On December 10, 1968, following the directed elections held on March 20, 1968, the Board issued a Supplemental Decision and Order, in which it found that a majority of the employees in each of the two separate plant units had voted in favor of merger with the multiplant unit and ordered that the multiplant unit be clarified by including the Brackenridge and Lathrop plants. 173 N.L.R.B. 1231 (1968). Members Fanning and Jenkins dissented on the basis of their earlier opinion that this election should not have been held.

When the Brackenridge contract expired on September 30, 1969, the Company refused to add the Brackenridge plant as a part of the multi-plant unit and refused the Union's demands that the provisions of the multi-plant contract be made applicable to Brackenridge employees. The Union filed an unfair labor practice charge against the Company on October 13, 1969 (6-CA-4771), alleging that the Company had violated Section 8(a)(5) and (1) of the Act by refusing to bargain with the Union on behalf of the Brackenridge employees as part of the Board-clarified multi-plant unit.
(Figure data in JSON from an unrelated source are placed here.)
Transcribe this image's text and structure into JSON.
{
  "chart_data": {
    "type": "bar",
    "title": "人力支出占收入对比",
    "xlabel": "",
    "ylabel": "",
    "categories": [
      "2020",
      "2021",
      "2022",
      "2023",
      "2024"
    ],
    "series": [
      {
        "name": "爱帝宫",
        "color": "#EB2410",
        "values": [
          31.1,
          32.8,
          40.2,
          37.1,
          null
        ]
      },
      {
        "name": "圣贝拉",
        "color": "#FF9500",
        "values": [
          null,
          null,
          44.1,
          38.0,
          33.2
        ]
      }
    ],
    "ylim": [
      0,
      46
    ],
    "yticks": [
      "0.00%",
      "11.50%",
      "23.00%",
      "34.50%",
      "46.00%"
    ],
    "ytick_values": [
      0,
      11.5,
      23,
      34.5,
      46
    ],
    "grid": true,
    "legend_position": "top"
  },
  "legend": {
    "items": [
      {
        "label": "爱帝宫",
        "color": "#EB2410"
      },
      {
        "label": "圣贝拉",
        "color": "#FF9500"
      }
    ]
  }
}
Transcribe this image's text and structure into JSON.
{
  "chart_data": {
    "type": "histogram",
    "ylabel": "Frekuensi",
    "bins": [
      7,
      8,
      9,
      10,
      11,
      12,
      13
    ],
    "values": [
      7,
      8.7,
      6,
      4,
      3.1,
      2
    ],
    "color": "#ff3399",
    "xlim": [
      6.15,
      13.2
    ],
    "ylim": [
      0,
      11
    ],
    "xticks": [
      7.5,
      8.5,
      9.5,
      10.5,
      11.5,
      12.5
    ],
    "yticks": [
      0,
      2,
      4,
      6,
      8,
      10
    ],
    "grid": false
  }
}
Thereafter an unfair labor practice complaint issued and a hearing was held.2 In his decision, issued on July 29, 1970, the Administrative Law Judge held that he was bound by the Board's prior decision in the unit clarification case and that the Company had, therefore, committed an unfair labor practice by refusing to recognize and bargain with the Union as the duly certified representative of the Brackenridge employees as part of the multi-plant unit.

On April 16, 1971, the Board (with members Brown and Kennedy dissenting) issued its Decision and Order dismissing the complaint. 189 N.L.R.B. 871 (1971). Members Fanning and Jenkins based their decision to dismiss on their previously stated view that the Board did not possess statutory authority to determine unit placement of represented employees by conducting elections to clarify existing bargaining units. Chairman Miller concurred in dismissing the complaint, not because of any lack of statutory authority, but because 'the Board has consistently refused since 1968 to follow and apply the Libbey-Owens-Ford doctrine, even in cases which were virtually indistinguishable,' and because the Board's 'duty to foster stable collective-bargaining relationships is well discharged by leaving the matter of changes in size of a multiplant bargaining unit to be worked out by agreement of the parties.' Members Brown and Kennedy, in separate dissents, indicated that they viewed the underlying certification to be a proper exercise of the Board's authority, that the Company was under a duty to honor that certification, and that its failure to do so constituted a violation of its duty to bargain imposed by Section 8(a)(5) and (1) of the Act.

Thereafter, the Union filed a petition to review and set aside the Board's decision with this court.